Mas em que ano iniciou?

Foi em março de 2017. 

E qual foi a motivação para esta constituição?

A Ephemera faz um trabalho notável. Preservar os documentos mais antigos é essencial. Em 2017, fizemos uma exposição sobre as autarquias, e constatámos que os partidos não têm nada. Vai tudo para o lixo. Não são todos, mas a maioria não guarda os materiais. Portanto, foram particulares que nos emprestaram os materiais. 

Há pouca consciência em preservar documentos.

Nós fotografamos todas as campanhas. Recolhemos materiais nas freguesias e temos muitos amigos que nos mandam materiais das zonas onde residem. Eu posso dizer também que quando vamos sair, temos a preocupação de fazer fotografias.
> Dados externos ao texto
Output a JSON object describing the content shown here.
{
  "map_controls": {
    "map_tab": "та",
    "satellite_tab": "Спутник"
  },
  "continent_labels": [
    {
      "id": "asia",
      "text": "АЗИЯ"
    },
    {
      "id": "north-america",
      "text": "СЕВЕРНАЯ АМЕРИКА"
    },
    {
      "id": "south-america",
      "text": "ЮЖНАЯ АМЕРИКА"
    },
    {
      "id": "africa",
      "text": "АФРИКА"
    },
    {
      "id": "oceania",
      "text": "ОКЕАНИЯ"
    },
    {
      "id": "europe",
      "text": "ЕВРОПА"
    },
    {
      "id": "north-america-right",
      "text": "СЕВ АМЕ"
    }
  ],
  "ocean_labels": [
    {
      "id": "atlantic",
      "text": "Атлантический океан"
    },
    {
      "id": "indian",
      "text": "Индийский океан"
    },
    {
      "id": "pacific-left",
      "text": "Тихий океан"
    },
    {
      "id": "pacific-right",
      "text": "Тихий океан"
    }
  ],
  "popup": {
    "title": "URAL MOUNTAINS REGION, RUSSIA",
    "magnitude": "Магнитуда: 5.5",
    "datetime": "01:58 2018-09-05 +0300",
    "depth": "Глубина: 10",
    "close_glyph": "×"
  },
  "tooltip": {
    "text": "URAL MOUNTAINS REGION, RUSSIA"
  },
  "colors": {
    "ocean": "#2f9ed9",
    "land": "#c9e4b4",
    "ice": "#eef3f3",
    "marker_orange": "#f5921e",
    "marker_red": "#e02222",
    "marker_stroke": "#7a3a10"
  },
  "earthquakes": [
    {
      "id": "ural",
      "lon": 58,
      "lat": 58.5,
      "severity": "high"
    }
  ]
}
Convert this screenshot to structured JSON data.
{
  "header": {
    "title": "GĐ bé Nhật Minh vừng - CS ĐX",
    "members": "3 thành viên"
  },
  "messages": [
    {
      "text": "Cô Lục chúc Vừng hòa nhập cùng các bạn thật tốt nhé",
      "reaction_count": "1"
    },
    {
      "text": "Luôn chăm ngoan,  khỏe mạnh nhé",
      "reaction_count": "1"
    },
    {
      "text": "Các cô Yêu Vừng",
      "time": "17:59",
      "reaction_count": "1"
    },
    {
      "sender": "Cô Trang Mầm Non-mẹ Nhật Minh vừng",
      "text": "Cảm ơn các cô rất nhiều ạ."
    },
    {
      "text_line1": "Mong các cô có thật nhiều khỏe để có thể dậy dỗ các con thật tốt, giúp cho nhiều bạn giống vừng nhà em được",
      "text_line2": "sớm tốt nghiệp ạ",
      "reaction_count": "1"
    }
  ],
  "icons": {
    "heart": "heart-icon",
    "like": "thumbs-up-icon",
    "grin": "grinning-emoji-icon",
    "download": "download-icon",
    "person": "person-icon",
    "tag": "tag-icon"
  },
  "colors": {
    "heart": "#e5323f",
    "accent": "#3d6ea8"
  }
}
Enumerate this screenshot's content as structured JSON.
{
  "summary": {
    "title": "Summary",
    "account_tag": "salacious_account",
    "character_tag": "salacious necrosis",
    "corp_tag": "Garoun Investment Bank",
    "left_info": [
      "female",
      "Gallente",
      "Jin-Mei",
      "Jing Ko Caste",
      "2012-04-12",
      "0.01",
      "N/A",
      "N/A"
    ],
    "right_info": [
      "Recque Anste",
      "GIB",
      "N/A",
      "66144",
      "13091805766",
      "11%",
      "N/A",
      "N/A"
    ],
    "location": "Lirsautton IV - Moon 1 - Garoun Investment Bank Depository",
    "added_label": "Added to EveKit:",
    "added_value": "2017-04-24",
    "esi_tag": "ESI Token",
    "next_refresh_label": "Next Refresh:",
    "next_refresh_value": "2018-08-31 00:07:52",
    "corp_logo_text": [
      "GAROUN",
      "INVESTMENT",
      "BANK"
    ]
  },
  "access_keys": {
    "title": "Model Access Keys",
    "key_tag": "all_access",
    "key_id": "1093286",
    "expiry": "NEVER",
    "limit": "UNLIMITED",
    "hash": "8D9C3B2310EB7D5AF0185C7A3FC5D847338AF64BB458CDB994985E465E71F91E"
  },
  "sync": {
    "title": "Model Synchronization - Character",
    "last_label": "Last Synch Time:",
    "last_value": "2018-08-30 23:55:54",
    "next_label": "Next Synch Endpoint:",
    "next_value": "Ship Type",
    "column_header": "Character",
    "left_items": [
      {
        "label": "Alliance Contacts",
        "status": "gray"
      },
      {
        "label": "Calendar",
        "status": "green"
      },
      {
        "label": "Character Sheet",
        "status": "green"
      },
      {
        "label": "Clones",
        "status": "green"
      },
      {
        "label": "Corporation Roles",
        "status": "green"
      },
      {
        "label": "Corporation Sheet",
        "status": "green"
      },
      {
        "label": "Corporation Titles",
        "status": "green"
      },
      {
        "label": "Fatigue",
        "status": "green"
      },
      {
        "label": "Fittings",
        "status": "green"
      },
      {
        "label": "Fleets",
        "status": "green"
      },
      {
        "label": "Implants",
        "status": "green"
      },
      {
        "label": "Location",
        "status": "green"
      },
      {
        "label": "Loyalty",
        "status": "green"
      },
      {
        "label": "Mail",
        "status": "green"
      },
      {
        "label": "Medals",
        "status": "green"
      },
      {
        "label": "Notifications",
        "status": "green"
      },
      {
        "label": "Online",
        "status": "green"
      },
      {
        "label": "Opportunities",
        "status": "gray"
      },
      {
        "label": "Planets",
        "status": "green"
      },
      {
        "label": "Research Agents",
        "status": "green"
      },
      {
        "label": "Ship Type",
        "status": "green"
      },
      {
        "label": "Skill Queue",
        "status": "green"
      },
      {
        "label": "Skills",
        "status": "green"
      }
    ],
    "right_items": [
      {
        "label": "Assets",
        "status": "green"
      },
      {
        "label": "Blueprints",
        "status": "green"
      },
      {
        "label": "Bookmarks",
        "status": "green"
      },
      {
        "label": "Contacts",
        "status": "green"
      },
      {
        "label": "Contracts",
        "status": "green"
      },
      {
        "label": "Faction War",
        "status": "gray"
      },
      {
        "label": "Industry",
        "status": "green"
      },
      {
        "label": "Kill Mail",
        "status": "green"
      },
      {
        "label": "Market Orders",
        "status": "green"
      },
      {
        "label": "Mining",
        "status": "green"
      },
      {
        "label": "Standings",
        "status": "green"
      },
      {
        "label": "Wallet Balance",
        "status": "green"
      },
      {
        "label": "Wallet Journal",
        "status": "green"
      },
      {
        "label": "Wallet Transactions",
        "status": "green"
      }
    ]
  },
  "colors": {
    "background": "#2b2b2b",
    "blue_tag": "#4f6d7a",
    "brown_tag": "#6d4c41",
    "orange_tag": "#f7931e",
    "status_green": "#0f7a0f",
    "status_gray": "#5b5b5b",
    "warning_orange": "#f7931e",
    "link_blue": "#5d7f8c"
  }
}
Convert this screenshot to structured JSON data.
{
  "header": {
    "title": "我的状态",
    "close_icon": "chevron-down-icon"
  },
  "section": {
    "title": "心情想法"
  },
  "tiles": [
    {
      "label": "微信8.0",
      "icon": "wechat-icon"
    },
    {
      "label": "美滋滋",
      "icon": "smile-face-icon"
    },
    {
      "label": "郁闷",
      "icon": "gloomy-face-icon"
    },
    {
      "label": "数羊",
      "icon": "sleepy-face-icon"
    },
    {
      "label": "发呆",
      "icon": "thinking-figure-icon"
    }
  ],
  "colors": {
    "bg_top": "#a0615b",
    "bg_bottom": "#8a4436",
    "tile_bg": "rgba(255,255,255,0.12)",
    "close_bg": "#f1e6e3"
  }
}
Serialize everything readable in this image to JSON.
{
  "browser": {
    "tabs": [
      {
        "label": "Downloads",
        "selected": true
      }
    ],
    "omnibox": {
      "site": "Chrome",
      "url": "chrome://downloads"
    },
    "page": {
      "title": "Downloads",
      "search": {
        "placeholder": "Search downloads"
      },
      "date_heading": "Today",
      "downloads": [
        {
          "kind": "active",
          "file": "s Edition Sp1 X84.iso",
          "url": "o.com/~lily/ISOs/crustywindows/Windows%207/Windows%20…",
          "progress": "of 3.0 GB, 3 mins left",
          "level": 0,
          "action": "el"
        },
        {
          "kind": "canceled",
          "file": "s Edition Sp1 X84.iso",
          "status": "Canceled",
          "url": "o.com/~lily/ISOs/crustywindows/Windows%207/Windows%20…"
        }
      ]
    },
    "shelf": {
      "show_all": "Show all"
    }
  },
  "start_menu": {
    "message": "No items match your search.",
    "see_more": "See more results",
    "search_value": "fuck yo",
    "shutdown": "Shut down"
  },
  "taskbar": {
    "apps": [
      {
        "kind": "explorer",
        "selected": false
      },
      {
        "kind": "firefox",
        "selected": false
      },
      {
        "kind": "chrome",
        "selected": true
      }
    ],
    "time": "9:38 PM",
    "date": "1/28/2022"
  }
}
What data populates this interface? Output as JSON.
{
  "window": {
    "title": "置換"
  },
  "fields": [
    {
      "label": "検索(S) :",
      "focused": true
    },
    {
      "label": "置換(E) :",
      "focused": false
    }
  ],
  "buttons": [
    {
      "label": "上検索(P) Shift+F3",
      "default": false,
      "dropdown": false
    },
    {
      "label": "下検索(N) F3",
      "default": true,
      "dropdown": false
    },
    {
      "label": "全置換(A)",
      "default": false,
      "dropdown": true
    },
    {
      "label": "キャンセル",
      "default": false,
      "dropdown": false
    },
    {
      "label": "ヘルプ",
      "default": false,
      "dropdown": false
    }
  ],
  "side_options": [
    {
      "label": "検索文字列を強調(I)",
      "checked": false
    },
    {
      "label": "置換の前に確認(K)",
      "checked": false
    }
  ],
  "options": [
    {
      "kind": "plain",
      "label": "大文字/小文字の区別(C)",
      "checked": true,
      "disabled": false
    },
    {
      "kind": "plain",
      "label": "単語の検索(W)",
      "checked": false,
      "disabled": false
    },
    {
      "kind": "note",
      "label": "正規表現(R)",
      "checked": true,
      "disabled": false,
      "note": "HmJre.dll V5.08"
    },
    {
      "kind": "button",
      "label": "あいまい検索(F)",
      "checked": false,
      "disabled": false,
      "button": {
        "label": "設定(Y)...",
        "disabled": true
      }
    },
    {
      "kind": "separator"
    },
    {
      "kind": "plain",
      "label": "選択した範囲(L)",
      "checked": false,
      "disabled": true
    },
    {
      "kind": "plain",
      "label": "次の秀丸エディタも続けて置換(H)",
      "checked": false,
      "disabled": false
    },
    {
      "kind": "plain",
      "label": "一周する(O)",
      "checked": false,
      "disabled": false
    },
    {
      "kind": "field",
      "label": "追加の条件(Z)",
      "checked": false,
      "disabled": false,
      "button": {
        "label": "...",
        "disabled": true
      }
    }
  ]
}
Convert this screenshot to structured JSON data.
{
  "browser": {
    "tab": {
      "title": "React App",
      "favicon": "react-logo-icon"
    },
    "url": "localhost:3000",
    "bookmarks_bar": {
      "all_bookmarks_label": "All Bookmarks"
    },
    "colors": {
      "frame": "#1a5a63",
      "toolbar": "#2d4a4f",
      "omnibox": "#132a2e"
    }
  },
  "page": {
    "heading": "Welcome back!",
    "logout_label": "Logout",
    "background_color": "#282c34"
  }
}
Por exemplo, temos fotografias das campanhas eleitorais do Egipto, da Noruega, de França, de Inglaterra, de Espanha, sobretudo da zona da Galiza. Também tiramos umas fotografias de graffitis que contenham alguma mensagem política. E é preciso fazer essa recolha. Mas nós fazemos recolha das coisas mais incríveis que eu já vi. Por exemplo, um santinho, para que serve um santinho? O santinho define uma época, pois tem um design gráfico, tem uma mensagem. Nós temos milhares de santinhos. Por exemplo, para a construção do Cristo Rei em Lisboa foram feitas umas pagelas numeradas com orações ao Sagrado Coração, isso tem imenso interesse. Aqueles santinhos da comunhão, aquelas pagelas quando alguém morre, nós guardamos tudo. São documentos históricos. Nós temos grandes espólios que se vão guardando. 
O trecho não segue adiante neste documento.